When the Bolsheviki, a gang of frauds almost comparable to our own Brain Trust, took over the control of affairs in Russia, they had to throw overboard at once one of the cardinal articles of their ostensible creed. That article was to the effect that all the sorrows of the world were due to the fact that the workingman, under capitalism, had lost ownership in his tools. All the classical authorities on Socialism, from Marx and Engels downward, had stressed this loss heavily, and the Utopia they visioned was always one in which the workingman should get his tools back, and become an independent producer, working for himself alone, and giving none of the value he created to a wicked capitalist. But the moment the Bosheviki came into power they had to shelve all this, and since then nothing has been heard about it save from their American gulls. A shrewd set of shysters, eager only to run Russia as their private preserve, they saw instantly that their main job was to accumulate capital, for without it half of their victims would starve. The old capital of the country had been destroyed by war. An easy way to get more would have been to borrow it, but no one would lend, so the Bolsheviki had to accumulate fresh capital of their own.

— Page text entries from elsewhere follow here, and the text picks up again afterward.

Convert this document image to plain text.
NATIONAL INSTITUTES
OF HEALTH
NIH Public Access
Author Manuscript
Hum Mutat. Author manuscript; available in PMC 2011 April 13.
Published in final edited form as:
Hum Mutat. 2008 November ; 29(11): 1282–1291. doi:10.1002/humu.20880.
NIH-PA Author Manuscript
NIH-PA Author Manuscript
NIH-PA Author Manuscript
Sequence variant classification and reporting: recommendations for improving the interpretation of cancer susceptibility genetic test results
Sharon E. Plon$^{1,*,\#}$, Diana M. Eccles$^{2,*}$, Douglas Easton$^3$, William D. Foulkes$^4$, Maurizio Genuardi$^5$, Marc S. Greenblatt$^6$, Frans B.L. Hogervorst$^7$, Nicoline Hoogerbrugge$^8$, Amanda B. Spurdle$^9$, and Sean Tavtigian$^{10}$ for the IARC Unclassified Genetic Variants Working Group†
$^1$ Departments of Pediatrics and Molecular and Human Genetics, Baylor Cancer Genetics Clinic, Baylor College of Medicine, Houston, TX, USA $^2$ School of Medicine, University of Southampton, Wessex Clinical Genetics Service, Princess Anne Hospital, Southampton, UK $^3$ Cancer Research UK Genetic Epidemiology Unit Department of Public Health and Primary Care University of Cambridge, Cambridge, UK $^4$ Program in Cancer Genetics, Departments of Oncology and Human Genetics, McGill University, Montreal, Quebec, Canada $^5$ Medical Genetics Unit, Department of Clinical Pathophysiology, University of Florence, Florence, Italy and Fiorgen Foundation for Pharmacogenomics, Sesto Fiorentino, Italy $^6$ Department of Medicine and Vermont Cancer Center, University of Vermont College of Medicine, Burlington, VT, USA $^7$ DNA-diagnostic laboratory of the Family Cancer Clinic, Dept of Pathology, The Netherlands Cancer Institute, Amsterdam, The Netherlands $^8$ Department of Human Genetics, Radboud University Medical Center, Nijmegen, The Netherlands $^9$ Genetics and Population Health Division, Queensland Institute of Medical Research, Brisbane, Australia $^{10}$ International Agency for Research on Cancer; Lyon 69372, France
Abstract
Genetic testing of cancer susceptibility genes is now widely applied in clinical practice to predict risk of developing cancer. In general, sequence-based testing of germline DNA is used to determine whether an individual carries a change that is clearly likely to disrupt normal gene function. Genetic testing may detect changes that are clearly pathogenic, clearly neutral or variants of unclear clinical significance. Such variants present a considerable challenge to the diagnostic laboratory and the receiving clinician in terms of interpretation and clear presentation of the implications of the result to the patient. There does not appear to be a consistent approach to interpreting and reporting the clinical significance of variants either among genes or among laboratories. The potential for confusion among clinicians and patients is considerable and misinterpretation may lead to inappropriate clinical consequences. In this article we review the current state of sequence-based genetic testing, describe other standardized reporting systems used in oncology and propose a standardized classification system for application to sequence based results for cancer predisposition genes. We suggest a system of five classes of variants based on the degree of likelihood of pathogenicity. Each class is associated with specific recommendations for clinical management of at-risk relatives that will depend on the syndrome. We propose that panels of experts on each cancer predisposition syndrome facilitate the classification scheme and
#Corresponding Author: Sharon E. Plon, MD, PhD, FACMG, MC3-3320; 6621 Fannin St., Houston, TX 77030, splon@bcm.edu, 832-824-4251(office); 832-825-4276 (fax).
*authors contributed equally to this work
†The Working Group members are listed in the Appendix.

This they managed to do by sweating the Russian workers in a manner never before seen on earth, at all events in modern times. The workers, at the start, resisted, especially the farmers, and in consequence Russia had a couple of famines, and the hat had to be passed in the capitalistic countries to feed the starving. But by slaughtering the rebellious farmers and organizing the jobless into a huge army, the Bolsheviki presently managed to bring the workers of Russia to heel, and since then those poor fish have been worked like prisoners in a chain gang, and have got pretty much the same wages. All the produce of their labor, over and above subsistence far more suitable to rats than to men, has gone into the coffers of the Bolsheviki. Thereby the Bolsheviki have accumulated a store of new capital, and now they use it not only to build ever larger and larger factories, each manned by hordes of workers who own nothing but their hands, but also to provide luxurious quarters for themselves, including an embassy at Washington so gaudy that it is the envy of every banker in town.

Thus one of the fundamental principles of Marxism has been reduced to absurdity in the house of its professed disciples. They may be scoundrels, and no doubt they are, but they also have a considerable cunning, and are thus well aware that nothing properly describable as modern civilization can be carried on without capital. And by capital I mean precisely what they mean when they denounce it for foreign consumption—that is, I mean a surplus accumulated, not in the pockets of workers, but in the pockets of persons who provide them with the means of work, and not under control of those who produce it, but under the control of those who have managed to collar it. The shabby politicians, puerile pedagogues and briefless lawyers who have raged and roared at Washington since 1933 would go the same way if they had the chance. Some of them, perhaps, are actually stupid enough to believe that the world could get along without capitalism, but others surely must be shrewd enough to note what has happened in Russia. But whether they are only plain idiots or clever rogues, they all talk grandly about capitalism’s decay, and even those who allege that they are trying to save it keep on mouthing the nonsense that it is on its deathbed. You will find the same hollow blah in all the organs of the More Abundant Life, and every day it issues from some dotty pedagogue yearning for a Government job.

There is no sense in it whatever. The modern world could no more get along without accumulated capital than it could get along without police or paved streets. The greatest change imaginable is simply the change that has occurred in Russia—a transfer of capital from private owners to professional politicians. If you think this would do the individual any good, then all you need do to be undeceived is to ask any American letter-carrier. He works for a master capitalist named Uncle Sam—and he will be glad to tell you how hard he has to sweat for every nickel he gets.